Cruz shuns Trump, GOP unity; says 'challenges' may lie ahead

Ted Cruz on Saturday used his first speech since dropping out of the presidential race not to endorse Donald Trump or urge Republican unity behind him, but to maintain that core conservatives can save America. Trump, the presumptive GOP presidential nominee, countered by deploying a top surrogate who did his best to woo skeptical Texas conservatives.

Addressing thousands of cheering delegates at the Texas Republican Convention, many of whom climbed to their feet and waved red-white-and-blue "Thank You Ted!" signs, Cruz repeated some of the same promises from his defunct White House campaign, like abolishing the IRS.

"People ask, 'Are you disappointed?' Of course you're disappointed," Cruz said. But he also insisted he remains optimistic about American conservatism.

"That movement is far more important than any one campaign, far more important than one candidate," Cruz said. "We may face some challenges ahead, but I am convinced that movement, the men and women gathered here, will be the remnant, will be the core of the movement pulling this country back from the abyss."

Cruz this week filed for re-election to the Senate in 2018 and, as Texas' top political star, should face little credible opposition in the Republican primary. A Democrat, meanwhile, hasn't won statewide office in Texas since 1994.

Cruz said of his Senate return, "each and every day I will continue to get up and fight for you." He said a top priority will be opposing the Obama administration's directive requiring public schools to allow transgender students to use restrooms of their chosen gender, saying, "We have entered the world of politically correct lunacy."

Cruz hasn't endorsed Trump and didn't mention him Saturday. Once friendly, the pair clashed bitterly just before the Texan suspended his campaign, with Cruz even calling the businessman a liar and serial philanderer.

After Cruz spoke, many delegates left the cavernous hall inside the Dallas convention center — failing to stay for Alabama Sen. Jeff Sessions, who spoke on Trump's behalf. Texas Sen. John Cornyn saw Trump in Washington on Thursday and invited him to the Texas convention. Cornyn said Trump considered it briefly, but that his campaign staffers said he had other commitments.

Instead there was Sessions, a proponent of strict immigration policies whose work in the Senate Cruz often praised on the campaign trail before Sessions endorsed Trump. Sessions admiringly called Cruz "our almost-presumptive Republican presidential nominee."

"We've fought together in the past and we'll fight together in the future," Sessions said of Cruz. He then gave a rambling speech where the loudest applause came when he outlined Trump's immigration policy.

"He's going to end the illegality and he's going to build a wall to ensure that," Sessions said. "Isn't that conservative?"

He added: "Let's put this tough primary behind us. It was tough, no doubt about it. But we can, and will, unite."

Cruz supporters far outnumbered those backing Trump at the convention.

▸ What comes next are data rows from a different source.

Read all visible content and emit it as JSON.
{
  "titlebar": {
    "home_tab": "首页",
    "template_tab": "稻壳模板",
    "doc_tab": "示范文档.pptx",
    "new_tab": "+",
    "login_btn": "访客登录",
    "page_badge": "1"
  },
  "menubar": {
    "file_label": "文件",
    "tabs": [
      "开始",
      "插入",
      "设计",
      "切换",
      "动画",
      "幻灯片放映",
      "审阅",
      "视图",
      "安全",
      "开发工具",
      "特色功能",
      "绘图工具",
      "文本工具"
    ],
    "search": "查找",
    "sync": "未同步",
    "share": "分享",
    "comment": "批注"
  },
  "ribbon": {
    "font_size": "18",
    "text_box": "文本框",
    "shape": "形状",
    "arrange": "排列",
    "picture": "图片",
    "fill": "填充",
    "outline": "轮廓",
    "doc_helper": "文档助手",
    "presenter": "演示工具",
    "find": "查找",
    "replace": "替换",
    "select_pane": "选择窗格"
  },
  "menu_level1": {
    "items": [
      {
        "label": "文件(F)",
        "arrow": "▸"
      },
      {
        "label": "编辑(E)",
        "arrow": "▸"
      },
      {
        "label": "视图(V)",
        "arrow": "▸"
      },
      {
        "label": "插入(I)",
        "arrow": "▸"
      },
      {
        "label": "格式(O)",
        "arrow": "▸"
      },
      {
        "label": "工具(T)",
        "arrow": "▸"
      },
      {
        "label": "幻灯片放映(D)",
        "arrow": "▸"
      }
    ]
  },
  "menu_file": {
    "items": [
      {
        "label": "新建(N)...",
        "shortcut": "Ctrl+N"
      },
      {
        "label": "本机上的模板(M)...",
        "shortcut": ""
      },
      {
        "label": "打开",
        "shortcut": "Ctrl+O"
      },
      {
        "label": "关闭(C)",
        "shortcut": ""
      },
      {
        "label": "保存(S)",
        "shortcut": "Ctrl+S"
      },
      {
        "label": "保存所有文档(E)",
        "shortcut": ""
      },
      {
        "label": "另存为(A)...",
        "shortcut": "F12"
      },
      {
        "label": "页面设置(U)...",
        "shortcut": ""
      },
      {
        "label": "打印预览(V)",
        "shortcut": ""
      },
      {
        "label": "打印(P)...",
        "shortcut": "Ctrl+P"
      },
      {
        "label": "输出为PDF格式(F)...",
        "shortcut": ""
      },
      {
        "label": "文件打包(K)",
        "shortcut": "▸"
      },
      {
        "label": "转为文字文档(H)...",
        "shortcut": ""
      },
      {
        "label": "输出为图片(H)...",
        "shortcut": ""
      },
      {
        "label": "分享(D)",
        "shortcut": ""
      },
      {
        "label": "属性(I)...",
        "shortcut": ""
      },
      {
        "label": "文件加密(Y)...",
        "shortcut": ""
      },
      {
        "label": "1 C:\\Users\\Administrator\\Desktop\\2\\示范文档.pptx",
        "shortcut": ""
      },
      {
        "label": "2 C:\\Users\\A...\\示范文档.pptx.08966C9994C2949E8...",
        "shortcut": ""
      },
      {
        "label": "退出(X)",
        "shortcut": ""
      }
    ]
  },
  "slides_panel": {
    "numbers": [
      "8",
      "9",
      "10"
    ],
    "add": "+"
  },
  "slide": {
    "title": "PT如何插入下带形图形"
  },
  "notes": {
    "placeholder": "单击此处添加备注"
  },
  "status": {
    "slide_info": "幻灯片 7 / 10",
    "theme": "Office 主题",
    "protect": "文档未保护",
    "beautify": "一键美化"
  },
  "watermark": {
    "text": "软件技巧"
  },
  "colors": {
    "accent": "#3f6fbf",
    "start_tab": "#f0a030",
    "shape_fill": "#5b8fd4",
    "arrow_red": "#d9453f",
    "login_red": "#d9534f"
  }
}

Still, many said they will vote Republican in November.

"It is a hold-your-nose situation, but I know I would still vote against Hillary Clinton any day," said Alan Arvello, referring to the Democratic presidential front-runner. The 46-year-old physician assistant from Amarillo was holding a "Thank You Ted" sign.

"We don't know if he's a true conservative, but we do know Hillary's a true liberal," Arvello's son, Aaron, a 23-year-old arborist, added of Trump.

Cruz won Texas' primary in March but not by enough to secure all the state's 155 delegates, with Trump capturing 48.

A convention committee selected Cruz's father, Rafael, as No. 5 on the list of Texas delegates heading to the National Republican Convention in Cleveland, with only Gov. Greg Abbott, Lt. Gov. Dan Patrick, state Attorney General Ken Paxton and former Gov. Rick Perry ahead of him.

But that was done more for logistical than political reasons, since top delegates to Cleveland are bound by party rules to support the top vote-getter in the state's primary, Cruz. Lower numbered ones will be committed to Trump, regardless of their personal preferences.

Keeping the elder Cruz among bound Trump supporters at the national GOP convention "would have been embarrassing," said Eric Opiela, the Texas Republican Party's assistant general counsel.